Technically, gold’s August price lows found support near the 100-day moving average, reinforcing a bullish outlook. The $3452–$3500 zone broke on September 2, then retested and held, confirming the breakout. Following this, gold consolidated from its highs last week, allowing momentum to reset. This pause was advantageous, as buyers resumed activity, pushing prices to new all-time highs.
The Upward Trend
The upward trend continues into today’s session, suggesting confidence in further gains. Meanwhile, the US dollar is declining against all major currency pairs, with the most significant drop against USDCHF at -0.84%. The greenback is marginally down against AUD and NZD.
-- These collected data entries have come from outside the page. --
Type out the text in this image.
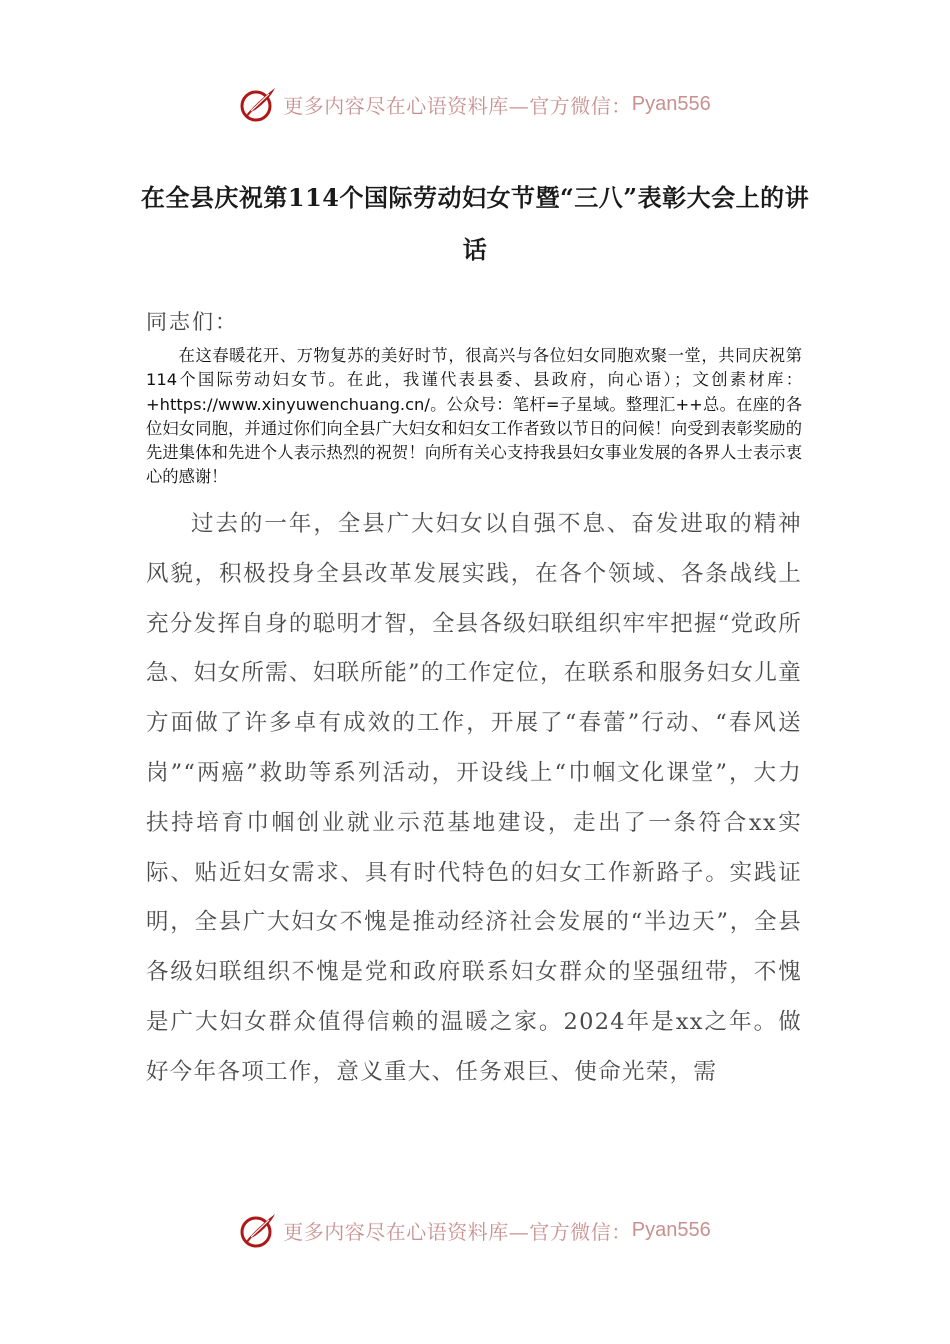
更多内容尽在心语资料库—官方微信： Pyan556
在全县庆祝第114个国际劳动妇女节暨“三八”表彰大会上的讲话
同志们：
在这春暖花开、万物复苏的美好时节，很高兴与各位妇女同胞欢聚一堂，共同庆祝第114个国际劳动妇女节。在此，我谨代表县委、县政府，向心语）；文创素材库：+https://www.xinyuwenchuang.cn/。公众号：笔杆=子星域。整理汇++总。在座的各位妇女同胞，并通过你们向全县广大妇女和妇女工作者致以节日的问候！向受到表彰奖励的先进集体和先进个人表示热烈的祝贺！向所有关心支持我县妇女事业发展的各界人士表示衷心的感谢！
过去的一年，全县广大妇女以自强不息、奋发进取的精神风貌，积极投身全县改革发展实践，在各个领域、各条战线上充分发挥自身的聪明才智，全县各级妇联组织牢牢把握“党政所急、妇女所需、妇联所能”的工作定位，在联系和服务妇女儿童方面做了许多卓有成效的工作，开展了“春蕾”行动、“春风送岗”“两癌”救助等系列活动，开设线上“巾帼文化课堂”，大力扶持培育巾帼创业就业示范基地建设，走出了一条符合xx实际、贴近妇女需求、具有时代特色的妇女工作新路子。实践证明，全县广大妇女不愧是推动经济社会发展的“半边天”，全县各级妇联组织不愧是党和政府联系妇女群众的坚强纽带，不愧是广大妇女群众值得信赖的温暖之家。2024年是xx之年。做好今年各项工作，意义重大、任务艰巨、使命光荣，需
更多内容尽在心语资料库—官方微信： Pyan556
The market is pricing in a nearly 90% probability of a 25 basis point rate cut tomorrow, which would be the first since December 2024. We see this expectation as being driven by the soft August jobs report, which showed a gain of only 85,000 jobs. This labor market weakness gives the Federal Reserve cover to begin an easing cycle.
With gold breaking to new all-time highs above $3700, we believe buying call options is a clear strategy to capture further upside. The recent consolidation allowed momentum to reset, and this breakout looks strong. Traders should consider October or November expiration dates to give the trade time to develop.
We’ve also noticed implied volatility in gold options has climbed to 18.5, making naked long calls more expensive. For a more risk-defined approach, traders could use bull call spreads. This strategy would profit from a continued grind higher while capping the initial cost.
Opportunities In Futures Markets
The US dollar’s broad weakness presents another opportunity, particularly in futures markets. We are looking at shorting USD futures contracts, as the expected Fed cut contrasts with other central banks. The sharp drop in USDCHF is a prime example, especially after the Swiss National Bank hinted at holding rates steady last week.
Looking back at the easing cycle that began in mid-2019, gold rallied significantly as the Fed began cutting rates. We see a similar setup now, where falling real yields should provide a strong tailwind for precious metals. History suggests this initial move could have lasting momentum well into 2026.